Andrew McCormick
- Born: Andrew Fergus McCormick 5 February 1967 (age 58) Christchurch, New Zealand
- Height: 6 ft 1 in (1.85 m)
- Weight: 204 lb (93 kg)
- School: Christchurch Boys' High School
- Notable relative(s): Fergie McCormick (father) Archie McCormick (grandfather)

Rugby union career
- Position: Centre

Amateur team(s)
- Years: Team / Apps / (Points)
- 1988–1992: Linwood

Senior career
- Years: Team / Apps / (Points)
- 1993–2002: Toshiba Fuchu
- 2002–2004: Kamaishi Seawaves

Provincial / State sides
- Years: Team / Apps / (Points)
- 1988–1992: Canterbury / 84 / (81)

International career
- Years: Team / Apps / (Points)
- 1988: New Zealand Colts / 4 / (4)
- 1996–1999: Japan / 25 / (15)

Coaching career
- Years: Team
- 2000: Toshiba Fuchu
- 2004: Kamaishi Seawaves
- 2005: Coca-Cola Red Sparks
- 2011: NTT DoCoMo Red Hurricanes
- 2012: Kwansei Gakuin University RFC

= Andrew McCormick (rugby union) =

Japan international rugby union player

Andrew Fergus McCormick (アンドリュー・マコーミック; born 5 February 1967) is a New Zealand-born Japanese rugby union coach and former player.
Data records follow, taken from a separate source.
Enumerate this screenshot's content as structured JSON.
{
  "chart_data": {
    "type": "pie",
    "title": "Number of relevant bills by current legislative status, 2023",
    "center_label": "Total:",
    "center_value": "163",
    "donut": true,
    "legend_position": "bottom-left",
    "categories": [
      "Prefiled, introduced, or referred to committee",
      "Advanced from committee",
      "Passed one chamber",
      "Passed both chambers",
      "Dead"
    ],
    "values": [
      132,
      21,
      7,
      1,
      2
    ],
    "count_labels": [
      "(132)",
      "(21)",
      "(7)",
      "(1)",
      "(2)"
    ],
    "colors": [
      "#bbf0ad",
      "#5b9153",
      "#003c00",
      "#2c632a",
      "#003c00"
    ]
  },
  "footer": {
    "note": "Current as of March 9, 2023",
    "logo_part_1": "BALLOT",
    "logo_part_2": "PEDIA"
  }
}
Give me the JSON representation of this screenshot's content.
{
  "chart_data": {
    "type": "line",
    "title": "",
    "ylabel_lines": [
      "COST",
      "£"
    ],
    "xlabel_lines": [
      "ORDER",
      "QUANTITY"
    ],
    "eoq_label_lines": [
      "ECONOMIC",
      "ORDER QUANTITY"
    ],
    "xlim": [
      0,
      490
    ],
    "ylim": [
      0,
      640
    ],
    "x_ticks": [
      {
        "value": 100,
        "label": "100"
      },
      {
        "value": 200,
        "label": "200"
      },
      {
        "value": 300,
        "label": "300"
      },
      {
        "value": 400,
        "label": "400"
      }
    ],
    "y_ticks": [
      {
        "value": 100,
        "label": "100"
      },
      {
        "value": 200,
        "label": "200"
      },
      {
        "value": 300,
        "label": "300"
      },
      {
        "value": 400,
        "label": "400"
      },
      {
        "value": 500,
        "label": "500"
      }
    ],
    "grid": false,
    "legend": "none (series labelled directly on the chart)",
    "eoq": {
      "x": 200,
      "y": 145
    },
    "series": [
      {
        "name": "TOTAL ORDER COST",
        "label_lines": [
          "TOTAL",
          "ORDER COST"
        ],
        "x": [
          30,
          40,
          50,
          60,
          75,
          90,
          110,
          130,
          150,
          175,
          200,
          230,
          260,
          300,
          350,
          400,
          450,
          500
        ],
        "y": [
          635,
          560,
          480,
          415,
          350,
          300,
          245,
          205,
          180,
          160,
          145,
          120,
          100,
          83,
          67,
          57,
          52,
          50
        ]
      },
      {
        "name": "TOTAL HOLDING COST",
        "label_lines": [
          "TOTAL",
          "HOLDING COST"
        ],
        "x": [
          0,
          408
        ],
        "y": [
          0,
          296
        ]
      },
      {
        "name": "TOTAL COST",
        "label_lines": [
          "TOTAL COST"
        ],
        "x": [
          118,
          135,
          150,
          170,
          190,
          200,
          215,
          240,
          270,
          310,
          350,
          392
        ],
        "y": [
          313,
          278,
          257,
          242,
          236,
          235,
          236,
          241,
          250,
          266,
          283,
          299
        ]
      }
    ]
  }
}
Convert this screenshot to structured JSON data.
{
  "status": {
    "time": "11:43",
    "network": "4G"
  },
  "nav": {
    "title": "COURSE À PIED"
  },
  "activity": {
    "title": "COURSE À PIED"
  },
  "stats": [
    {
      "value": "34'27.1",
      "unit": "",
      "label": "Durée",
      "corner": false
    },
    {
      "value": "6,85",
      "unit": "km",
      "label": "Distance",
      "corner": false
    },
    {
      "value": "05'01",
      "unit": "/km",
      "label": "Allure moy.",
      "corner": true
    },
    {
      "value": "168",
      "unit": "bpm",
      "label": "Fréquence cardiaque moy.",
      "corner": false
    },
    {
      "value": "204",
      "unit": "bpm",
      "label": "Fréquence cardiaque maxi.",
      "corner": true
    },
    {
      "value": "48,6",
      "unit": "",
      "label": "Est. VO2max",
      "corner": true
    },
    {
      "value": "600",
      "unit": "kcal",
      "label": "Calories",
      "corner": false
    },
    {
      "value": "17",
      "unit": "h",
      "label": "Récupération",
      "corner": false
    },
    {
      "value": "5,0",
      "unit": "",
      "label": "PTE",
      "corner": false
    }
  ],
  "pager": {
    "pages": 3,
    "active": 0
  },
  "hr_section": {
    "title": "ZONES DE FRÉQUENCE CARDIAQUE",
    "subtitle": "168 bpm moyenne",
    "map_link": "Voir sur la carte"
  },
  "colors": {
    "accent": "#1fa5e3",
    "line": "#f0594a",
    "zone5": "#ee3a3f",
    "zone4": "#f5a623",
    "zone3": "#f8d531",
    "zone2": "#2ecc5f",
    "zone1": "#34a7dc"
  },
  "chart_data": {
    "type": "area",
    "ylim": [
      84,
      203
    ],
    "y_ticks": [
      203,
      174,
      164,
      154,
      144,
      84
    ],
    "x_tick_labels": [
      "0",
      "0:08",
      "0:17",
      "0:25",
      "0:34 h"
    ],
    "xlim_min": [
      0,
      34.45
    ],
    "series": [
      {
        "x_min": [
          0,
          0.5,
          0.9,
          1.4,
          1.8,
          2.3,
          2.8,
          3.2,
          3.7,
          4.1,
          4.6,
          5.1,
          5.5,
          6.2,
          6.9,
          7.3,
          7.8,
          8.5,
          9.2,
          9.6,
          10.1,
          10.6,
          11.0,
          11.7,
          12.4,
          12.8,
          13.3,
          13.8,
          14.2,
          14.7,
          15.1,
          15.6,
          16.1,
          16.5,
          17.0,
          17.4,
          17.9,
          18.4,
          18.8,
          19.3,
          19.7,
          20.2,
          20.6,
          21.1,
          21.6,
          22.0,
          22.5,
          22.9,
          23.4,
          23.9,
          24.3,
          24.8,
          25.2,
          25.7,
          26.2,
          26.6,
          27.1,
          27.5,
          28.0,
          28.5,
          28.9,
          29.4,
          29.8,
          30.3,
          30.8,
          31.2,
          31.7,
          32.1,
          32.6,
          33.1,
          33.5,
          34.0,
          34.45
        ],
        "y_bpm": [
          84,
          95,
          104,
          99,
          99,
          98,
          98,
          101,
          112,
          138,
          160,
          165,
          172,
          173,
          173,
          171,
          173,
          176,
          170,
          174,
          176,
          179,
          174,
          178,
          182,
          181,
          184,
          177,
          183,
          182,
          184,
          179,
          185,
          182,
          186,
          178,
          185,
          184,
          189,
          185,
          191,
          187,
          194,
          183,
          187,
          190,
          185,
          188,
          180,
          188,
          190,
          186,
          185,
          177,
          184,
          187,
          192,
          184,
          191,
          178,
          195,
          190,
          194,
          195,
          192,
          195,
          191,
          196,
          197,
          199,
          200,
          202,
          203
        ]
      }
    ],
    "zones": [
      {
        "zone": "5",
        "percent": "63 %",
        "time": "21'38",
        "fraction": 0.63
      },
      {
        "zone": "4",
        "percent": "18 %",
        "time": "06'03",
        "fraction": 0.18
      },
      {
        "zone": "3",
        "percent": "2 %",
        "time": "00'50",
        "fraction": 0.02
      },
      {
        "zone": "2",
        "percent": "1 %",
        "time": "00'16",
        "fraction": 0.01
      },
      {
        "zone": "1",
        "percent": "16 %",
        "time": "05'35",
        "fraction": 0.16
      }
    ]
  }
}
The son of All Black Fergie McCormick, McCormick (nicknamed "Angus") was educated at Christchurch Boys' High School and came to Japan to play for Toshiba Fuchu in 1992. He was a powerful centre who had a large impact and played 25 times for the Japan national rugby union team, which he captained during the 1999 Rugby World Cup. A hugely popular player, he began coaching at Toshiba and then became a player (2002) and technical adviser (2004) at Kamaishi Seawaves.

On 23 March 2005, it was announced that McCormick would take up a post as backs coach at Coca-Cola West Japan on the invitation of head coach Shogo Mukai.

McCormick is currently Head Coach of Kwansei Gakuin University’s rugby club.